Decision analysis and MIS terminology: What is the correct term for limits or restrictions imposed by the firm or its external environment on a decision maker (for example, capacity limits, budgets, or regulations)?

Difficulty: Easy

Correct Answer: constraints

Explanation:


Introduction / Context:
In decision models and Management Information Systems (MIS), we separate controllable choices from non-negotiable boundaries. These boundaries—such as budgets, machine capacities, regulatory requirements, and deadlines—shape what solutions are feasible. Using the correct term matters for formulating linear programs, dashboards, and what-if analyses.


Given Data / Assumptions:

  • The focus is on limits that restrict choices (not just descriptive inputs).
  • Examples include capacity ceilings, minimum service levels, or policy rules.
  • We seek the standard modeling term used across OR/MS and analytics.


Concept / Approach:
Constraints are mathematical or policy restrictions that candidate solutions must satisfy. In linear programming, they appear as equalities or inequalities; in policy contexts, they are business rules enforced by the system. By contrast, parameters are numerical inputs to a model (e.g., demand, cost coefficients), and constructs are conceptual variables in research design, not operational limits. “Perimeters” are physical boundaries, not modeling restrictions.


Step-by-Step Solution:

Identify the nature of the item: a limit that narrows feasible choices. Map to modeling language: limits → constraints. Eliminate similar-sounding but incorrect terms (parameters, constructs, perimeters). Choose “constraints.”


Verification / Alternative check:
Any optimization model shows decision variables bounded by constraints; removing a constraint enlarges the feasible region, confirming the role.

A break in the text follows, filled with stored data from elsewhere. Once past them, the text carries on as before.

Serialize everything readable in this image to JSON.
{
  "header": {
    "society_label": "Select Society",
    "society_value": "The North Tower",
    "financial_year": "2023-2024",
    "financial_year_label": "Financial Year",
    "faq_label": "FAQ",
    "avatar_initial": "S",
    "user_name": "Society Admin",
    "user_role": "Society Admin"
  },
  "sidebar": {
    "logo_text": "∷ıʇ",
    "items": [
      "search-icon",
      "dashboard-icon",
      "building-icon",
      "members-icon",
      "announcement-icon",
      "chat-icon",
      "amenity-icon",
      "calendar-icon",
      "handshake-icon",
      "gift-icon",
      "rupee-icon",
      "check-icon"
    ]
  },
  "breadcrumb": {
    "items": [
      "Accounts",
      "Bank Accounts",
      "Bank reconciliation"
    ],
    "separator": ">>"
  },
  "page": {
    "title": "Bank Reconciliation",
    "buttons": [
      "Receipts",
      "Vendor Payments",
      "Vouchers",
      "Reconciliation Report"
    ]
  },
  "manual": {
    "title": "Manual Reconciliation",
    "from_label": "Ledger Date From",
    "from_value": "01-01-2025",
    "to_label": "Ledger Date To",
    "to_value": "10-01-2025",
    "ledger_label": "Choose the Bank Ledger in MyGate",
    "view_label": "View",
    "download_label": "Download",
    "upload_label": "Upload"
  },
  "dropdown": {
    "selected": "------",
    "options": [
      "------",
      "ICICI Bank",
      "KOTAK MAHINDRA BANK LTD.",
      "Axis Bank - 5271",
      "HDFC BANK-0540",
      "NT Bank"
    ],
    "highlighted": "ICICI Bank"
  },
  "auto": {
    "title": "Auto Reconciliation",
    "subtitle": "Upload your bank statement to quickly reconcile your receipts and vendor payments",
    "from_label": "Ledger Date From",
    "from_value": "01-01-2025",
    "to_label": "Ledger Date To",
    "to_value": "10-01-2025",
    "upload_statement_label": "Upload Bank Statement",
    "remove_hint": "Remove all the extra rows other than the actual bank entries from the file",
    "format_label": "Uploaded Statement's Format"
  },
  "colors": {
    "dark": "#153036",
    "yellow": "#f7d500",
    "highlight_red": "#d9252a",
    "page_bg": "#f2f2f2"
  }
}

Why Other Options Are Wrong:

  • Parameters: Inputs to a model, not restrictions.
  • Constructs: Research/measurement concepts, not operational limits.
  • Perimeters: Physical boundary lines, not decision rules.
  • None: Incorrect because “constraints” is standard.


Common Pitfalls:
Confusing parameters with constraints; failing to encode a business rule as a formal constraint, leading to infeasible recommendations later.